The year after her stage debut, Lizzy Stein had already had one of the leading roles in the film Jag gifta mig – aldrig, in 1932. She sang one of the film’s leading songs, “Röda rosor”. The film was received by the press with good will, but was not the start of a more prominent career in that genre. Lizzy Stein performed five more film roles all in all, it is true, (four full-length films and a short film) during the 1930s, but always in considerably smaller roles than her debut and then often primarily as a singer. In the article on her in Vem är vem? D. 1 Stockholmsdelen, Lizzy Stein herself chose to emphasise the films Sången till henne in 1934, and Vi som går scenvägen 1938 apart from her debut film.
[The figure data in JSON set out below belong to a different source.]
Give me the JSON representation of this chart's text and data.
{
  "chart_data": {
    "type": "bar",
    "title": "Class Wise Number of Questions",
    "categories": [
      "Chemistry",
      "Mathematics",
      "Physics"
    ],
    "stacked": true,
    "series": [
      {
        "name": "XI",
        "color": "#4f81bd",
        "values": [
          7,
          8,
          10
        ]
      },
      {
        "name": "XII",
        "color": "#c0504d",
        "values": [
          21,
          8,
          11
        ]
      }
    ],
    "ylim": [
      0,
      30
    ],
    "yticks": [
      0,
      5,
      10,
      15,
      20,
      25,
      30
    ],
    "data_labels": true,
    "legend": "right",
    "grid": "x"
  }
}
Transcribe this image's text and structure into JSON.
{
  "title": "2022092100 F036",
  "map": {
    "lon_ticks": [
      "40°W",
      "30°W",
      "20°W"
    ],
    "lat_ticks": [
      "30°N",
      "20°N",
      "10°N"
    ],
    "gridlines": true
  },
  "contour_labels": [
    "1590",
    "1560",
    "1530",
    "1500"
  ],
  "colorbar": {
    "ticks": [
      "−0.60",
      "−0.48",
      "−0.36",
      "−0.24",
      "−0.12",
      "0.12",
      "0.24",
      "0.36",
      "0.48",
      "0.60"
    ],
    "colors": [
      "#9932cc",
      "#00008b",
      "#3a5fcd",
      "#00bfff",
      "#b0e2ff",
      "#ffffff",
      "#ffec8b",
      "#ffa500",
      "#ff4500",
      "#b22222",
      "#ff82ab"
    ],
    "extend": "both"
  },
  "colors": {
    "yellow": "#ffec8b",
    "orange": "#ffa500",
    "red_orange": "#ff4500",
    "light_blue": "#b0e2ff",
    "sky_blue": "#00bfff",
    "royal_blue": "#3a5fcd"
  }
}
In 1931–1937, she participated in making 24 published records.
Lizzy Stein was married twice, firstly to the composer Carl-Olof Anderberg, and secondly to Åke Ljungfors, a grammar school teacher, medieval historian and literature critic. Both of her husbands had links to the theatre world. Anderberg composed for film and theatre and Åke Ljungfors processed operetta libretti.
Lizzy Stein died in 1989. She is buried in Södra memorial garden in Helsingborg.